In the case of emergency department visits, the Principal/Primary Diagnosis Code is that diagnosis established to be chiefly responsible for occasioning the visit to the Emergency Department.

Codes and Values:

  1. Must be a valid ICD-9-CM code. To be valid, ICD-9-CM codes must be entered at the most specific level to which they are classified in the ICD-9-CM Tabular List. Three-digit codes further divided at the four-digit level must be entered using all four digits. Four-digit codes further subclassified at the five-digit level must be entered using all five digits. Failure to enter all required digits in the diagnosis codes will cause the record to be rejected.

  2. Must be entered exactly as shown in the ICD-9-CM coding reference.

  3. Inpatient Only:
    a. Manifestation and Unacceptable Principal/Primary Diagnosis conditions as indicated by the edit flag on the ICD-9-CM reference file are invalid.

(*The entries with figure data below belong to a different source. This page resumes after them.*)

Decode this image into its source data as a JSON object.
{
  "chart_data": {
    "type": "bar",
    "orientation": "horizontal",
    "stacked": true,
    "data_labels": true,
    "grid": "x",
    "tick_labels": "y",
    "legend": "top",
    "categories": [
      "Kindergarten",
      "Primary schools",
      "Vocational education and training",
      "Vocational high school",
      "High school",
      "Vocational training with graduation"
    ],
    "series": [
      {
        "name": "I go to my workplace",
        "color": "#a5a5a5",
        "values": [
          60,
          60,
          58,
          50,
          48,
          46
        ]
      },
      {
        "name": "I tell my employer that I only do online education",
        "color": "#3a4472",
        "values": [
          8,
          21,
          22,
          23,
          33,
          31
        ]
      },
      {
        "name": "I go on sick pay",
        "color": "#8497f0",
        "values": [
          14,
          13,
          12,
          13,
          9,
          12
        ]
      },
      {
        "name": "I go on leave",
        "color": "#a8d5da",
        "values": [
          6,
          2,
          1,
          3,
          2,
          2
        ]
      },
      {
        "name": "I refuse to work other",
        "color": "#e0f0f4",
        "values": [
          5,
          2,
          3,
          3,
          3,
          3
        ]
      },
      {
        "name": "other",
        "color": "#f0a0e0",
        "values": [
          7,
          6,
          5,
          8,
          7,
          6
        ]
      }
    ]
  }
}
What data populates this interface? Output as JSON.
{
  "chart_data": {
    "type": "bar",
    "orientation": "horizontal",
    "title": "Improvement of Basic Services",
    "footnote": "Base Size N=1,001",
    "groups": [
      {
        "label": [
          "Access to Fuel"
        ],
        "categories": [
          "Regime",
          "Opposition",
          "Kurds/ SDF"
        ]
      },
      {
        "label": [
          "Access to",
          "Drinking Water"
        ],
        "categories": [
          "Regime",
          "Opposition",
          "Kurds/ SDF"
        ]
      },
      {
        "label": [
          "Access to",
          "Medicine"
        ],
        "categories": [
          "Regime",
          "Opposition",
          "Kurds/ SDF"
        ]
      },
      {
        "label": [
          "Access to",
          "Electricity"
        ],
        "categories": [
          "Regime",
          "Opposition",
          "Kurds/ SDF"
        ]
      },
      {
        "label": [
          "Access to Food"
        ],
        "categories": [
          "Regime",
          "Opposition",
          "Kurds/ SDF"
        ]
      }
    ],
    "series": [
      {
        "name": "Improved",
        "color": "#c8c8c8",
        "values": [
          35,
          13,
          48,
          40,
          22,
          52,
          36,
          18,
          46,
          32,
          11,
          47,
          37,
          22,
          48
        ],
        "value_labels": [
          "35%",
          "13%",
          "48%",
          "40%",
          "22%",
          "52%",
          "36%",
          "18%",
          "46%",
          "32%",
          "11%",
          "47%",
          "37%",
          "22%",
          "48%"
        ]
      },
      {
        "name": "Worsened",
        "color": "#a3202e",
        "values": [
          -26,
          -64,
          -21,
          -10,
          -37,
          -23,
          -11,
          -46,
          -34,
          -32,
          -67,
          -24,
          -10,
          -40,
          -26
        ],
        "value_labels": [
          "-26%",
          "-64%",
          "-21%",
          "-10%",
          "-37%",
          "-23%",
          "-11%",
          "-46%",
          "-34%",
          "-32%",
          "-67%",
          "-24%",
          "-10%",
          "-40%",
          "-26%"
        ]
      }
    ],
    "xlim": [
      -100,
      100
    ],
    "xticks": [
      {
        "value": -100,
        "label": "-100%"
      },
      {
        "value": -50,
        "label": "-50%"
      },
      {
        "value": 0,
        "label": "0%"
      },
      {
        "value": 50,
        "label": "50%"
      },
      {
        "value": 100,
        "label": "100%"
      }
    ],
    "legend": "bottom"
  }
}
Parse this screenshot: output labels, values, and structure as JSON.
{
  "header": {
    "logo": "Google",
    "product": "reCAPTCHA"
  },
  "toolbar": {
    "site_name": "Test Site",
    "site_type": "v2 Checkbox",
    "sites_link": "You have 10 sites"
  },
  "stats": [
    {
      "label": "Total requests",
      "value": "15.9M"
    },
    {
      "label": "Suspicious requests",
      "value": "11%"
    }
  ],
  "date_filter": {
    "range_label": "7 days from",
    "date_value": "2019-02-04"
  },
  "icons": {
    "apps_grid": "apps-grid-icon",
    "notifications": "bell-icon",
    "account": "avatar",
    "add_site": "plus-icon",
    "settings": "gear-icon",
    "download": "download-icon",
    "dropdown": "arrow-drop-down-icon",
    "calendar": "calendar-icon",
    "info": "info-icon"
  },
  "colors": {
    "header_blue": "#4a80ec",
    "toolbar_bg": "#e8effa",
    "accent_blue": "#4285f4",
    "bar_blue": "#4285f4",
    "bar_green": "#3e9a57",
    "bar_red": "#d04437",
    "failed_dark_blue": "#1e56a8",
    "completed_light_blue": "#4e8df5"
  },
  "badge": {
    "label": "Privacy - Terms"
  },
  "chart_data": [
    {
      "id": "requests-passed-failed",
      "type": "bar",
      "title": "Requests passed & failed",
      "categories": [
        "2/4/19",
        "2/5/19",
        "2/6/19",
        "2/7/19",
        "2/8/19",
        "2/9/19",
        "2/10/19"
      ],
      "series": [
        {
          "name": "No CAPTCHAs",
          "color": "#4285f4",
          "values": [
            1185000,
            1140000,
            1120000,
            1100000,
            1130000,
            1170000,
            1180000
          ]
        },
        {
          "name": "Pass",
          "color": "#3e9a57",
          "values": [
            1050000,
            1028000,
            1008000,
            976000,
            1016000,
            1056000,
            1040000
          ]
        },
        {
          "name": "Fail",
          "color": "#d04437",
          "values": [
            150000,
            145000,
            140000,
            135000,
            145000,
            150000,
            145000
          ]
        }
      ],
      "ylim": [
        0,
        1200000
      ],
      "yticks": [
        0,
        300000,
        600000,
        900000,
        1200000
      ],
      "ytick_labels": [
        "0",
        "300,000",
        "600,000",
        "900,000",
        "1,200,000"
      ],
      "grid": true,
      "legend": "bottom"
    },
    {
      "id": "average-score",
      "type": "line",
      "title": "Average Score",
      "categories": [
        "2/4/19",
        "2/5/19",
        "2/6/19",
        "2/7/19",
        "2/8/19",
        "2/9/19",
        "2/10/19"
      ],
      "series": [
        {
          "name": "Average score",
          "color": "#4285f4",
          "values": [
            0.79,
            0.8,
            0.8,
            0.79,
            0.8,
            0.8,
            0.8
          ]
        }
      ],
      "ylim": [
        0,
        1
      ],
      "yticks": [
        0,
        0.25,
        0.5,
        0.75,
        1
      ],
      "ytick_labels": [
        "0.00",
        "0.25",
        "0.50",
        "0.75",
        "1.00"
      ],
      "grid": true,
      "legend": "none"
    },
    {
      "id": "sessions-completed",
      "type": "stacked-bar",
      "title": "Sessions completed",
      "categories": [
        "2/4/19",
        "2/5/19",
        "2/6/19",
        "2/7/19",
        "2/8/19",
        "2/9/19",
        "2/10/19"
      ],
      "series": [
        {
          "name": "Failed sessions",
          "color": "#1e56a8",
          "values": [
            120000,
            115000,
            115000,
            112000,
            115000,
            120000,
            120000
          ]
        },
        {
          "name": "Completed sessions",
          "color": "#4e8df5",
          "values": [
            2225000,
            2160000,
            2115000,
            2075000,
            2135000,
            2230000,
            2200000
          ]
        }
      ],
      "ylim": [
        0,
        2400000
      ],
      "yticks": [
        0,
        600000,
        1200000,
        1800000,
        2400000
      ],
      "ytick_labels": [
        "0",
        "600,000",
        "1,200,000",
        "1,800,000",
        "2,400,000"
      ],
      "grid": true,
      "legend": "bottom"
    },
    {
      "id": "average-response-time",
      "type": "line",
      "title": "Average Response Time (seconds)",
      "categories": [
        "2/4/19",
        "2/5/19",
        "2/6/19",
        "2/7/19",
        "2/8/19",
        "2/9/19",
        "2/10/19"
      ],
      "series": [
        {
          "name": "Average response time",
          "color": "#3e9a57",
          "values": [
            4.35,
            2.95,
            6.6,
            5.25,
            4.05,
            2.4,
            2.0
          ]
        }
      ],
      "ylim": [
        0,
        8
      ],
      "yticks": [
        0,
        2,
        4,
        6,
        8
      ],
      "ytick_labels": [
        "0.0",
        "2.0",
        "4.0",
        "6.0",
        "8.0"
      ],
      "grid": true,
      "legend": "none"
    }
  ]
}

    b. E-codes are not valid as Principal/Primary Diagnosis Codes. E-codes are reported in External Cause-of-Injury Code and Place-of-Injury Code.

  4. Outpatient Only:
    E-codes are not valid entries.

Example: HI*BK:63491*BJ:63491~

Edit Applications:

  1. Edits pertaining to ICD-9-CM codes are validated on the basis of the Statement-Covers-Thru Date and Expected Principal Reimbursement depending on conditions described in Appendix N, which include age-specific and sex-specific diagnosis code conditions.

  2. Diagnosis codes reported in the range of 800.00-999.99 require the reporting of a valid External Cause-of-Injury Code unless listed as an exception in Appendix N.

  3. Inpatient and Emergency Department Only:
    If the Principal/Primary Diagnosis is reported as Acute Myocardial Infarction (AMI) 410.0x - 410.9x, then Heart Rate on Arrival, Systolic Blood Pressure on Arrival and Diastolic Blood Pressure on Arrival must be reported.

  4. Inpatient Only:
    a. If the Principal/Primary Diagnosis is reported as Newborn the Neonate Birth Weight and Mother's Medical Record Number for Newborn Child must be reported. When the Neonate Birth Weight is reported as less than 1500 grams, and the New York State Patient Status is reported as code "01" home, then the Length of Stay must be greater than 10 days.

    b. When the edit flag on the ICD-9-CM reference file indicates an "unacceptable principal diagnosis without a secondary diagnosis" an Other Diagnosis Code 1 must be reported.